The window looked over a flagstone yard bound on
three sides by the inn and outbuildings. A waist-high white wood fence separated the yard from a large green paddock, or meadow, or maybe just a field. More fields, hedges, two narrow lanes and a few cottages climbed a ridge beyond.
Two young men below were putting up tables and covering them with white cloths. A woman wheeled out a trolley laden with covered platters and dishes. It looked like they were setting up a lunch buffet.
We went in the en suite bathroom together, if you could call it that. Tiny, just big enough for a shower, washbasin and commode, I think it started as a closet. We tried to freshen up, but after knocking elbows and generally getting in each other’s way, Royal backed out so I could go first. Done with that, I went to our room’s east window. I folded my arms as I gazed out. “Something’s wrong.”

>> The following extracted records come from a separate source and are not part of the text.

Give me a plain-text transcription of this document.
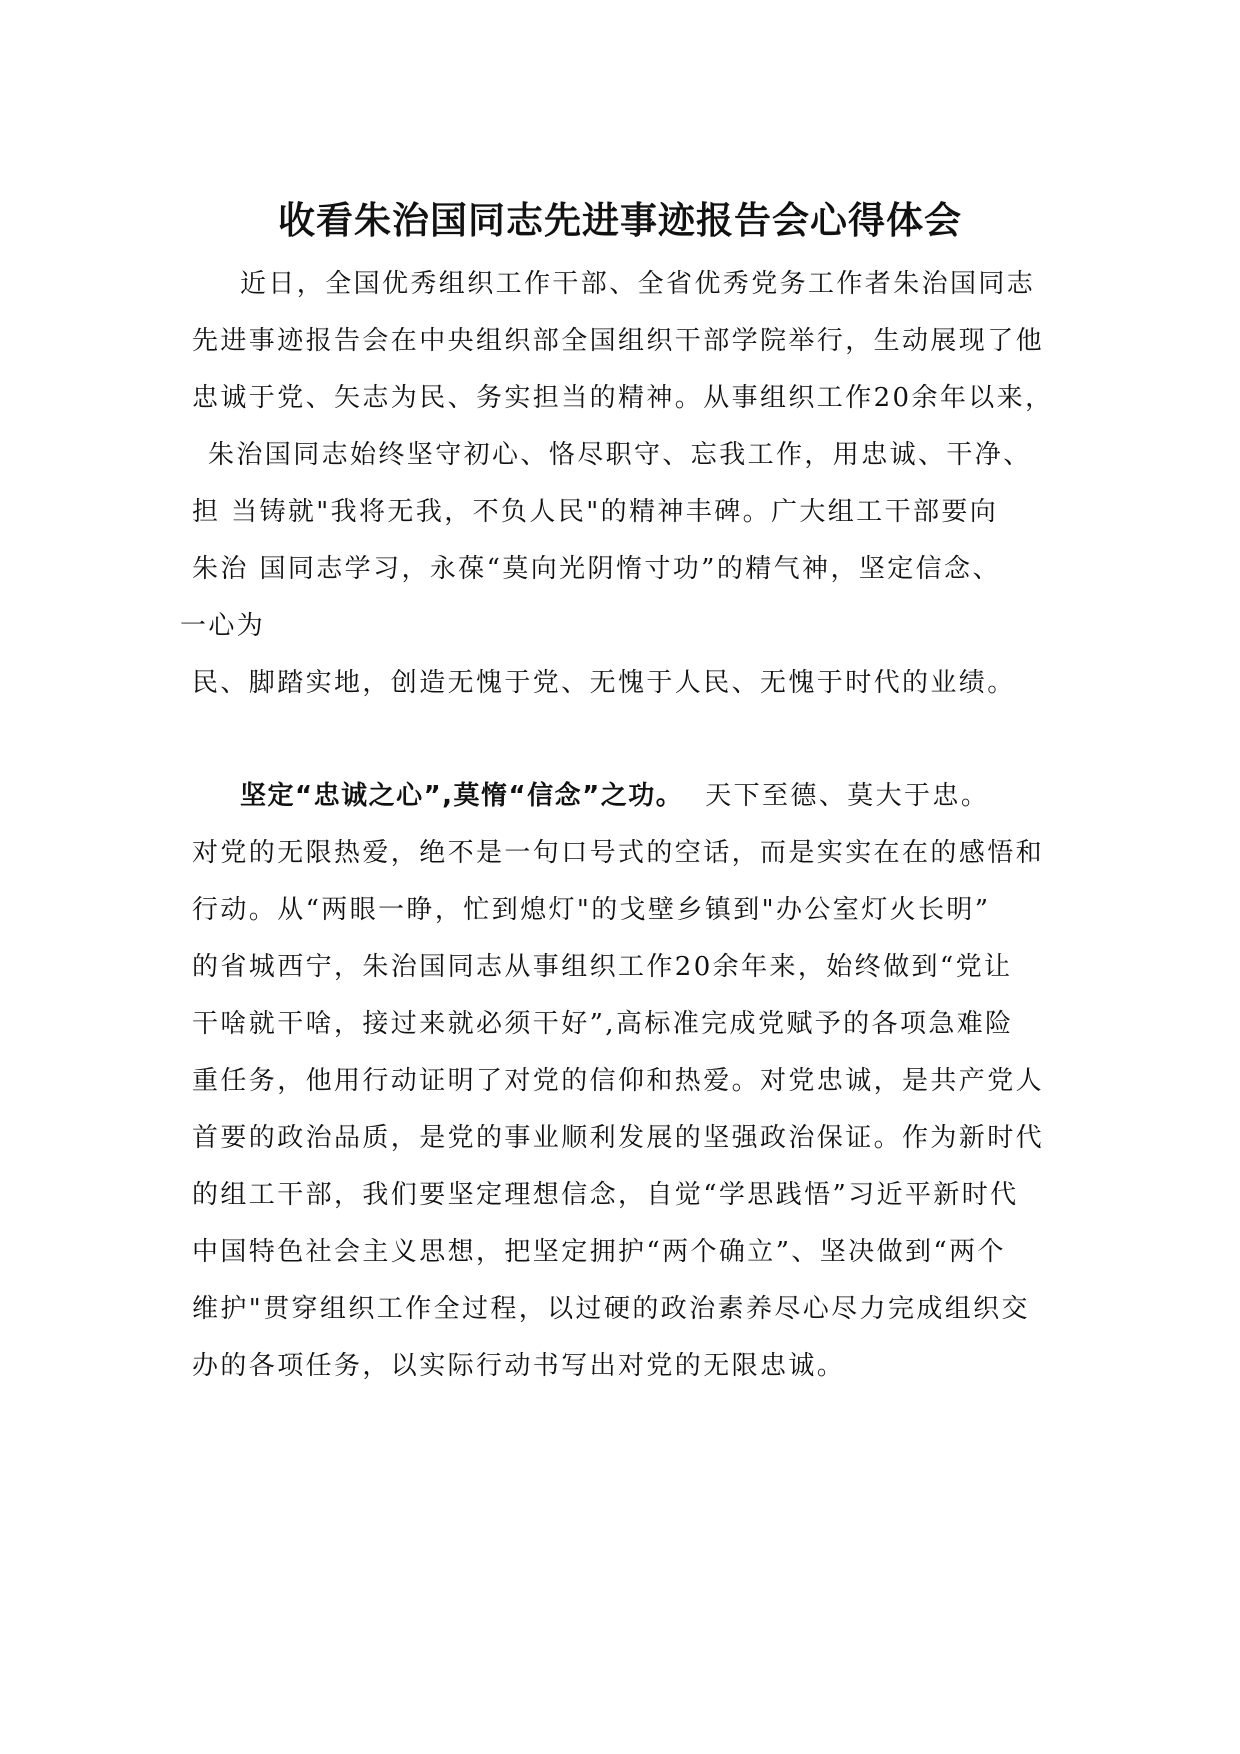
收看朱治国同志先进事迹报告会心得体会
近日，全国优秀组织工作干部、全省优秀党务工作者朱治国同志
先进事迹报告会在中央组织部全国组织干部学院举行，生动展现了他
忠诚于党、矢志为民、务实担当的精神。从事组织工作20余年以来，
朱治国同志始终坚守初心、恪尽职守、忘我工作，用忠诚、干净、
担 当铸就"我将无我，不负人民"的精神丰碑。广大组工干部要向
朱治 国同志学习，永葆“莫向光阴惰寸功”的精气神，坚定信念、
一心为
民、脚踏实地，创造无愧于党、无愧于人民、无愧于时代的业绩。
坚定“忠诚之心”,莫惰“信念”之功。 天下至德、莫大于忠。
对党的无限热爱，绝不是一句口号式的空话，而是实实在在的感悟和
行动。从“两眼一睁，忙到熄灯"的戈壁乡镇到"办公室灯火长明”
的省城西宁，朱治国同志从事组织工作20余年来，始终做到“党让
干啥就干啥，接过来就必须干好”,高标准完成党赋予的各项急难险
重任务，他用行动证明了对党的信仰和热爱。对党忠诚，是共产党人
首要的政治品质，是党的事业顺利发展的坚强政治保证。作为新时代
的组工干部，我们要坚定理想信念，自觉“学思践悟”习近平新时代
中国特色社会主义思想，把坚定拥护“两个确立”、坚决做到“两个
维护"贯穿组织工作全过程，以过硬的政治素养尽心尽力完成组织交
办的各项任务，以实际行动书写出对党的无限忠诚。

Royal spoke from the bathroom. “You always think that.”
“And I’m usually right.”
You can tell a lot from expressions and gestures, and I’m very good at interpreting them. If I was not mistaken, mention of Sylvia and Paul Norton put the guy at the desk on alert.
“The guy I was talking to in the lobby… .”
“Greg Short. He and his mother Sally run the inn.”
“Did you hear what he said?”
“Is that what makes you think something is wrong?”
“Not so much what he said, but you didn’t see his face when I said their name.”
He sighed as he came behind me. “Could it not be this is just a minor setback? The Nortons lived here, they moved away. We will track them down.”
“You don’t think it’s odd they conveniently disappear just when we’re looking for them?”
His arms came around my waist. I folded mine over his and let my head rest back on his shoulder. His lips touched the side of my face. “There is such a thing as coincidence.”
“Nope, don’t believe in it.”
Royal was probably right and I read too much in the Nortons’ departure from Little Barrow. Nothing odd in a young couple leaving for a new frontier.
I revolved in his arms, and spotted a piece of paper on the floor, as if it had been pushed under the door.